三人で電車に乗るなんて久しぶりで、ちょっと子どもの頃に戻ったみたいだけど、父と母はずっとおしゃべりしていて、学生時代の話なんだけど、楽しそう。
親子でちょっとそこまでって感じ。
第一志望のオープンキャンパスは別キャンパスだったが、大学祭のように賑やかで、在校生の案内係がお揃いのTシャツを着ていて、なんだかんだと世話を焼く。
母は愛想よく声をかけている。
在校生達はボランティアで、学食で一週間分の無料券がもらえるとか…母とのやり取りでわかった。
「タッちゃんも来年やらせて頂けばぁ」
なんて調子よく言うから、在校生達に囲まれちゃって、
「是非是非!お待ちしてま〜す」
なんて言いながら、なんだかんだと色々資料を渡された。
来年も何も合格しなきゃなんだけど?
親子や友達同士や先生に引率されてるような集団、大学の人達ーもうほんとに人が多い。
人が多いのは慣れてるけど、いつもはウンザリする事もあるけど、今日の賑わいは心地よい。いやじゃない。
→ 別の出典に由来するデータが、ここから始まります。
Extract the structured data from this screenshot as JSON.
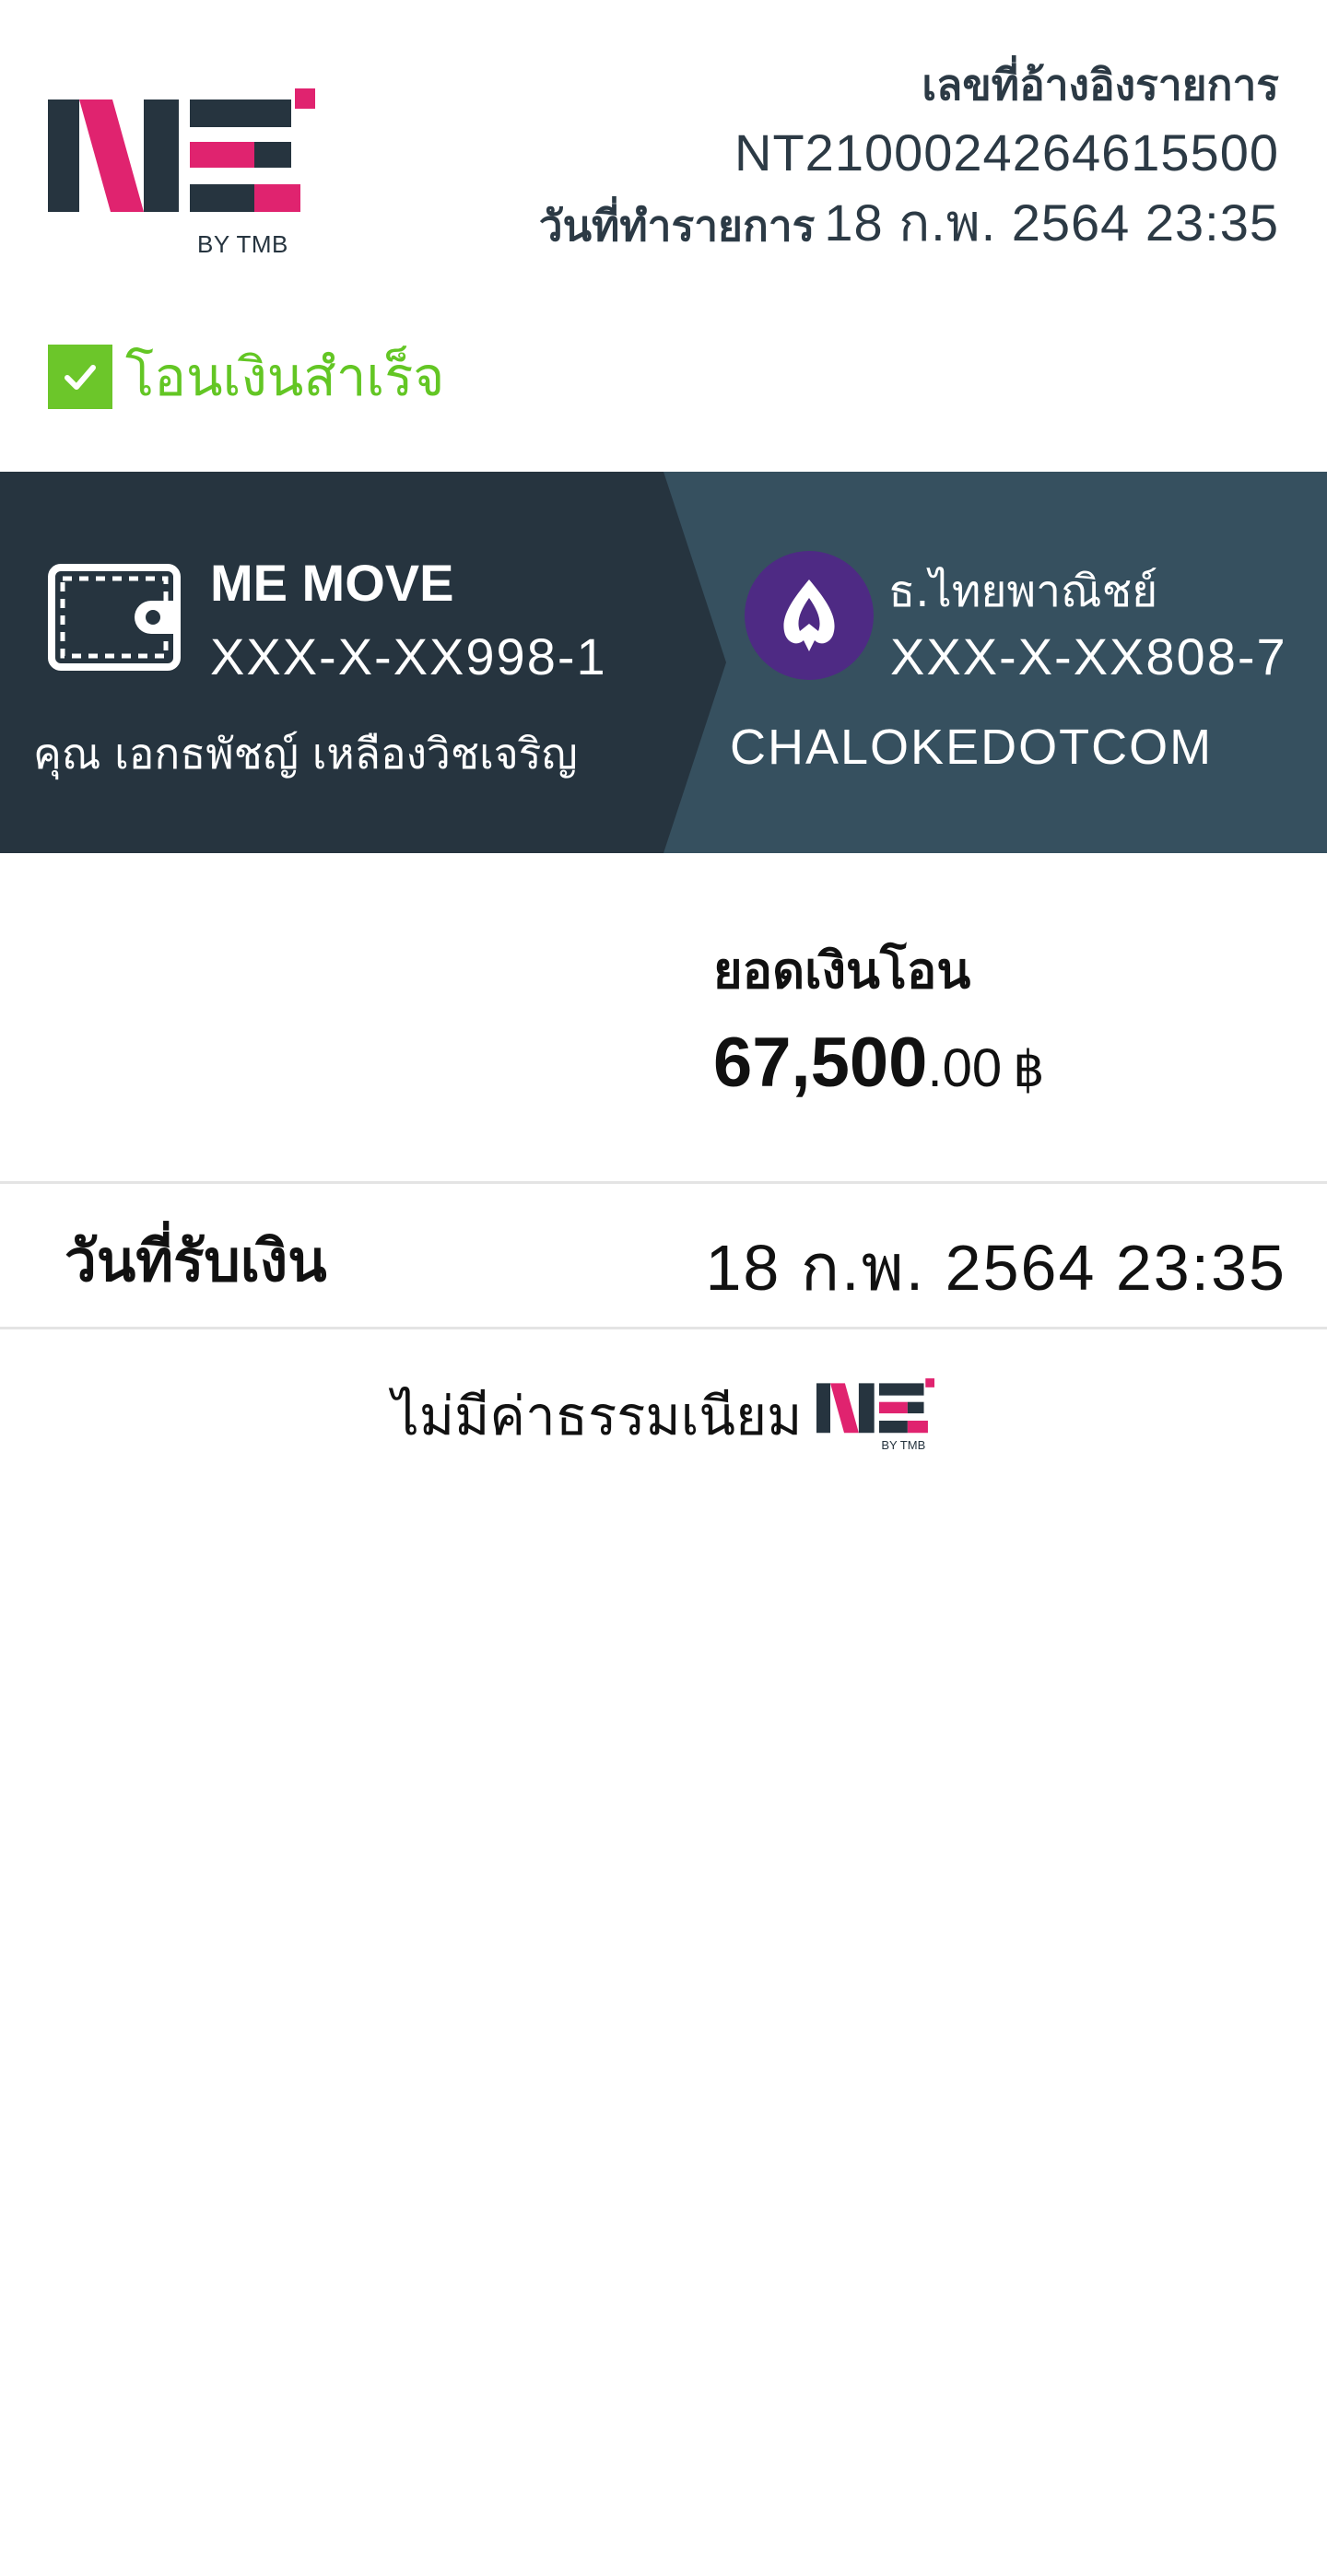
{
  "header": {
    "logo_text": "BY TMB",
    "reference_label": "เลขที่อ้างอิงรายการ",
    "reference_number": "NT2100024264615500",
    "transaction_date_label": "วันที่ทำรายการ",
    "transaction_date_value": "18 ก.พ. 2564 23:35"
  },
  "status": {
    "icon": "check-icon",
    "text": "โอนเงินสำเร็จ",
    "color": "#63c624"
  },
  "transfer": {
    "from": {
      "icon": "wallet-icon",
      "name": "ME MOVE",
      "account": "XXX-X-XX998-1",
      "owner": "คุณ เอกธพัชญ์ เหลืองวิชเจริญ"
    },
    "to": {
      "icon": "scb-bank-icon",
      "bank": "ธ.ไทยพาณิชย์",
      "account": "XXX-X-XX808-7",
      "name": "CHALOKEDOTCOM"
    },
    "colors": {
      "left": "#26343f",
      "right": "#36505f",
      "bank_logo": "#4e2a84"
    }
  },
  "amount": {
    "label": "ยอดเงินโอน",
    "integer": "67,500",
    "decimal": ".00",
    "currency": "฿"
  },
  "receive": {
    "label": "วันที่รับเงิน",
    "value": "18 ก.พ. 2564 23:35"
  },
  "fee": {
    "text": "ไม่มีค่าธรรมเนียม",
    "logo_text": "BY TMB"
  },
  "brand_colors": {
    "dark": "#26343f",
    "pink": "#e0236f"
  }
}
ゆったりと流れているようで、身を任せてる感じ…もしかして、歓迎されてる?
あっ…ダメダメ! そういうのよくない。気が大きくなっちゃって、足元すくわれそう。
「なに?虫?」
僕が首を振ったので母が聞いた
「あ、うん。なんかね」
邪な虫かな。
大きな教室で説明会があった。
法学部の教授で、受験担当だと言った。卒業生ではないが、この大学の雰囲気がとても気に入ってるとか。
さっき感じたみたいな心地よさかな。
第一志望なのかな。こっちかな。やっぱりこっちじゃなかったってなるのかな。
もらった資料を見て、母はうなずきながらラインを引いている。ぐるぐる丸を書いたり、星印つけたり…
僕は他の資料を見た。
史学科の定員は60名。
他に一般受験の学科別じゃなくて全学部共通というのがあって、志望学部だけでなく併願ができる。それってどうなのかと思ったら、定員5名! どっちか受かればいいかなって感じなのかな? よっぽど出来るヤツなんだろうな。
その5名のために一般の受験者が損するってわけじゃない。
でも60名。全国から60名。都道府県に一人だけじゃん。大雑把すぎるけど。
関東地方で約7人とちょい。
あ、でも塾で3人合格者いた。学部は違ったけど。他の塾だって複数人の合格者はいるだろう。
まあ、全員第一志望じゃないだろうし、定員ぴったりって事はない。補欠って事もあるしね。こんなのってここに限らず、どこでもあるだろう。
笑いが起こった。
母も笑ってる。父は頬杖ついて、ニヤニヤしている。
なんだろう、聞いてなかった。
「落ちた大学で教授って、執念深いね」
と母が言った。
どうも教授は、この大学が第一志望だったけど、落ちて別の大学に進んだとか。数年前にこの大学に誘われた時、嬉しくて一も二もなく引き受けたとか。
父がすぐスマホで調べてて見せてくれた。ここより上位の大学出身でそこでも助教だった…
「通いたかった大学に関われて、幸せ。これから受験する皆さんには、失敗談なんて縁起でもないとお叱りを受けるかもしれませんが、やっぱり、ご縁があったとしか思えない。今こうして集っているのも、縁があっての事。どうぞ皆さん、志し高く持ってください。私たちは皆さんをお待ちしております」
拍手がものすごかった。
僕はちょっとジーンとしてしまった。
来年も受験担当をやられているだろうか。この先生の話をもっと聞いてみたい。法学部じゃなくたって聞けることあるよね。